There are two DatabentoLiveClient
s per Databento dataset:
- One for MBO (order book deltas) real-time feeds
- One for all other real-time feeds
There is currently a limitation that all MBO (order book deltas) subscriptions for a dataset have to be made at node startup, to then be able to replay data from the beginning of the session. If subsequent subscriptions arrive after start, then an error will be logged (and the subscription ignored).
There is no such limitation for any of the other Databento schemas.
A single DatabentoHistoricalClient
instance is reused between the DatabentoInstrumentProvider
and DatabentoDataClient
,
which makes historical instrument definitions and data requests.
Configuration
The most common use case is to configure a live TradingNode
to include a
Databento data client. To achieve this, add a DATABENTO
section to your client
configuration(s):
from nautilus_trader.adapters.databento import DATABENTO
from nautilus_trader.live.node import TradingNode
config = TradingNodeConfig(
..., # Omitted
data_clients={
DATABENTO: {
"api_key": None, # 'DATABENTO_API_KEY' env var
"http_gateway": None, # Override for the default HTTP historical gateway
"live_gateway": None, # Override for the default raw TCP real-time gateway
"instrument_provider": InstrumentProviderConfig(load_all=True),
"instrument_ids": None, # Nautilus instrument IDs to load on start
"parent_symbols": None, # Databento parent symbols to load on start
},
},
..., # Omitted
)
Then, create a TradingNode
and add the client factory:
from nautilus_trader.adapters.databento.factories import DatabentoLiveDataClientFactory
from nautilus_trader.live.node import TradingNode
# Instantiate the live trading node with a configuration
node = TradingNode(config=config)
# Register the client factory with the node
node.add_data_client_factory(DATABENTO, DatabentoLiveDataClientFactory)
# Finally build the node
node.build()
Configuration parameters
api_key
: The Databento API secret key.

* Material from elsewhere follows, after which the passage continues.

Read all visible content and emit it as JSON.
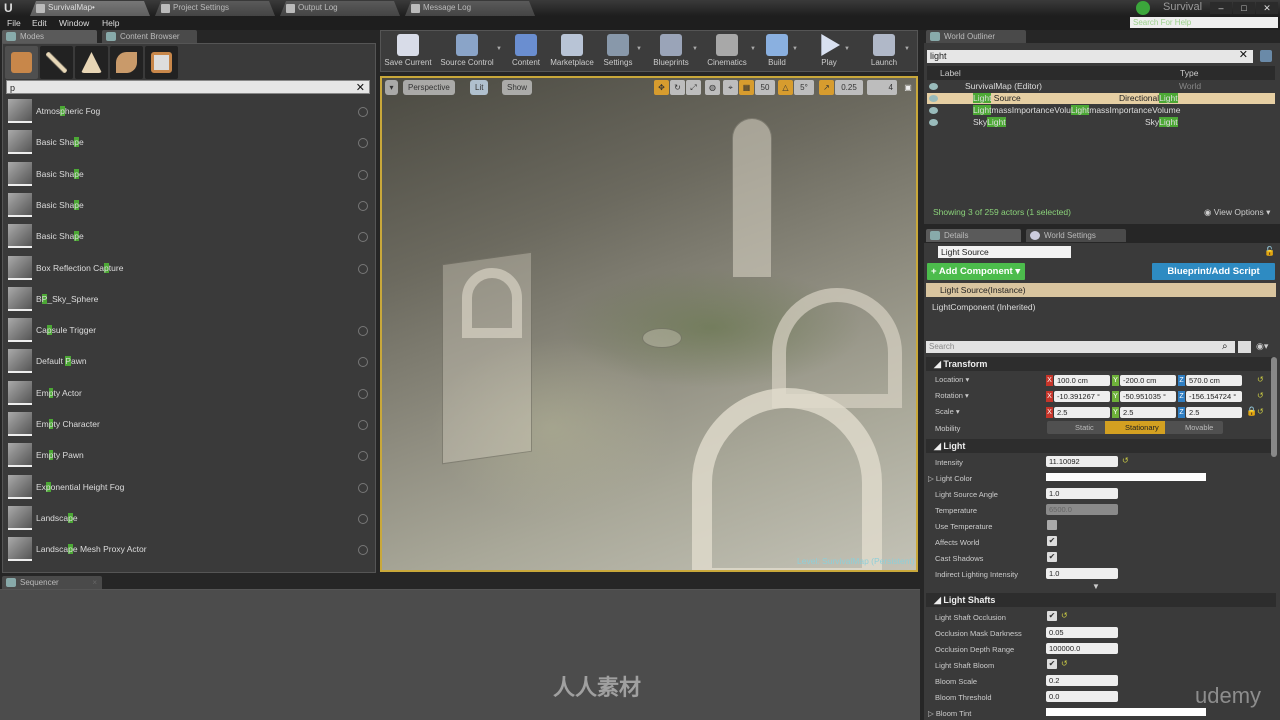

IfNone
then will source theDATABENTO_API_KEY
environment variable.http_gateway
: The historical HTTP client gateway override (useful for testing and typically not needed by most users).live_gateway
: The raw TCP real-time client gateway override (useful for testing and typically not needed by most users).parent_symbols
: The Databento parent symbols to subscribe to instrument definitions for on start. This is a map of Databento dataset keys -> to a sequence of the parent symbols, e.g. {'GLBX.MDP3', ['ES.FUT', 'ES.OPT']} (for all E-mini S&P 500 futures and options products).instrument_ids
: The instrument IDs to request instrument definitions for on start.timeout_initial_load
: The timeout (seconds) to wait for instruments to load (concurrently per dataset).mbo_subscriptions_delay
: The timeout (seconds) to wait for MBO/L3 subscriptions (concurrently per dataset). After the timeout the MBO order book feed will start and replay messages from the initial snapshot and then all deltas.